Kata-kata Kusala menimbulkan keheningan tiba-tiba. Raga dan teman-temannya Trio Bebek kompak menoleh pada gadis yang sedari tadi mematung di bangku belakang. Kusala duduk dengan kikuk, seolah-olah tidak nyaman. Ia sampai menyilangkan kaki agar tak bersentuhan dengan Fanny dan Sendy. Fanny dan Sendy mencoba untuk memberi ruang pada Kusala. Namun, kedua laki-laki itu memiliki tubuh yang gempal, kira-kira menyerupai Gladiator Romawi.

“Kamu kenal sama kolektor mobil antik, ya?” Anggi menoleh lagi, menampakkan senyuman lebar yang jemawa.

“Pernah jadi sales mobil bekas di Tangerang. Tapi sudah resign bulan lalu.” Kusala menjawab.

“Oh, gitu.” Sendy menyahut, sekadar mencairkan situasi kikuk di mobil itu.

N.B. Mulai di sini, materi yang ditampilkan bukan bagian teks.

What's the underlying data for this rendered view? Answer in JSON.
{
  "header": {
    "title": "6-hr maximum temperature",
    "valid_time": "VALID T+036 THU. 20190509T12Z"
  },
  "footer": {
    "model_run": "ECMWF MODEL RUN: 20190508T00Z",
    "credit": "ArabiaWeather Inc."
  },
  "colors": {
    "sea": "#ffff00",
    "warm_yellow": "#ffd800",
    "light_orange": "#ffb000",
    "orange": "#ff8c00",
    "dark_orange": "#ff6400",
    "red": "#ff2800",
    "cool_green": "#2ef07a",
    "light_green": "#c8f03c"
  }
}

Beberapa menit berlalu, sementara hening menyergap mereka berlima. Hening ini menyeramkan. Satu menit terasa seperti satu jam, satu jam terasa bagaikan abad. Kusala mulai merasa menyesal bergabung dengan mereka, sekumpulan pahlawan anteknya si Tangan Malaikat. Now what? Apa yang akan terjadi selanjutnya? Apakah menolong orang bunuh diri bisa dibayar? Kusala merasa terjebak dalam situasi yang aneh, ibarat seorang perawan di sarung penyamun, karena ia satu-satunya perempuan dalam mobil ini.

“Eh, Gi. Ceritain dong soal orang bunuh diri itu. Katanya orangnya pintar ya sebenarnya?” Raga memilih topik yang lebih aman, misi penyelamatan yang tengah mereka tangani, demi menyelamatkan situasi kikuk di antara mereka “lima sekawan”.

“Iya, anaknya pinter. Juara kelas terus, juga pintar bahasa asing. Bisa bahasa Inggris, Jerman, Prancis, Jepang. Pintar olahraga juga. Banyaklah bakatnya. Sayang ya kalau pemuda berbakat gitu cepat matot.” Anggi berceloteh penuh semangat.

“Aduh, macet kek gini. Keburu gak tuh kita nolongin si anu?” Fanny merutuk dengan nada tinggi, bunyi klakson di luar bersahut-sahutan, lantang membenamkan omelannya, karena mobil antik kepunyaan Anggi sulit dirapatkan kacanya.

“Keburu. Ini cara bunuh dirinya selow, kok. Pake mogok makan. Gak bakal mati dia sampai malam juga.” Anggi menyahut. Ia memutar head unit mobil dengan volume paling pelan.

“Killing me softly, ye.” Sendy mengoceh sekenanya.

Kebetulan sekali, head unit mobil memainkan Killing Me Softly, lagu yang memiliki arti khusus bagi Kusala. Lirik pembuka lagu itu menceritakan kesedihan yang dirasakan seorang perempuan, situasi yang putus asa. Strumming my pain with his fingers. “His” artinya seorang laki-laki. Seingat Kusala, penyanyi-penyanyi yang memopulerkan lagu ini semuanya perempuan. Apakah serendah itu harga perempuan di mata laki-laki? Berikutnya, “Singing my life with his words” berkumandang. Kusala terkejut mendengar lirik itu, mencerminkan pandangan merendahkan laki-laki terhadap perempuan. Kusala merasa mual. Lirik itu membangkitkan kenangan pahit tentang perlakuan tak adil yang menimpa seorang perempuan terdekatnya.